My mother died in 2003 and he thought he would get everything she owned, but he got a big surprise. Mom didn't leave him any money and he only got a few things that he promptly sold and spent the money. By this time, he was so out of control that none of us wanted anything to do with him. He would have violent outbursts and you just couldn't trust him. We lost touch with him until about a year ago, when I got a phone call from him, telling me that he was in Denver and in a program at the Rescue Mission to get his life straightened out. I kept in touch with him and he wrote me how his life was changing and that he had accepted Jesus as his Savior. I sent him a Bible for Christmas and told him that someday we might be able to see each other again and encourged him to stick with the program. They were helping him so much. He was on his meds and for the first time in years he was really better.
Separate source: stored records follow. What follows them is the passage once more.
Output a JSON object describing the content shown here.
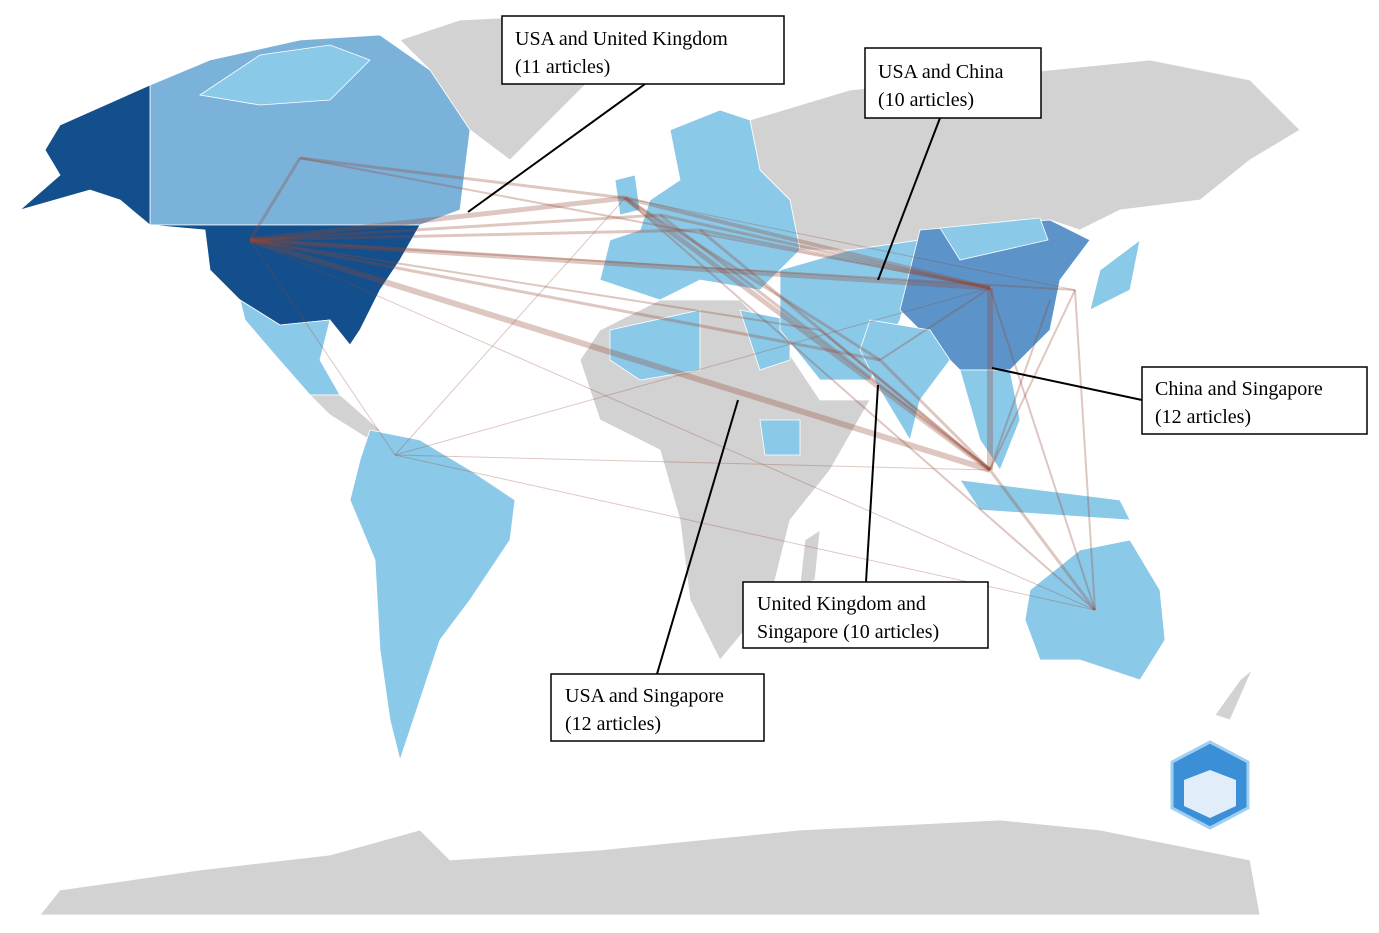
{
  "annotations": [
    {
      "lines": [
        "USA and United Kingdom",
        "(11 articles)"
      ]
    },
    {
      "lines": [
        "USA and China",
        "(10 articles)"
      ]
    },
    {
      "lines": [
        "China and Singapore",
        "(12 articles)"
      ]
    },
    {
      "lines": [
        "United Kingdom and",
        "Singapore (10 articles)"
      ]
    },
    {
      "lines": [
        "USA and Singapore",
        "(12 articles)"
      ]
    }
  ]
}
Then he got into the phase where they started job training. You see, over the years, my brother has become one of those people who think everybody owes him something. He is entitled because of his illness to collect whatever money or help he can get from people and not have to work for any of it. He promptly went off his meds, got a cell phone, which he knew was forbidden, and got kicked out of his program. He called me six times last week and I missed everyone of his calls because I was at work. I'm really bad at checking messages, so I didn't get his messages until yesterday. The last call he said he was in Atlanta, Ga and was headed for the Rescue Mission in Nashville, Tn. He also said he didn't know what to do, that he was really messed up and he had three bottles of pills with him that he was thinking about taking. I called the Rescue Mission yesterday to see if he was there, but they couldn't tell me if he was because of confidentialty. I left a message for him to call me if he can.
I don't know how to help him and it's so frustrating. I can't take him into my home because of his violent tendencies and you never know what's going to set him off. I can't finacially support him because we just don't have the money. It makes my heart ache to think of him wandering the streets with no place to call home, but what can I do?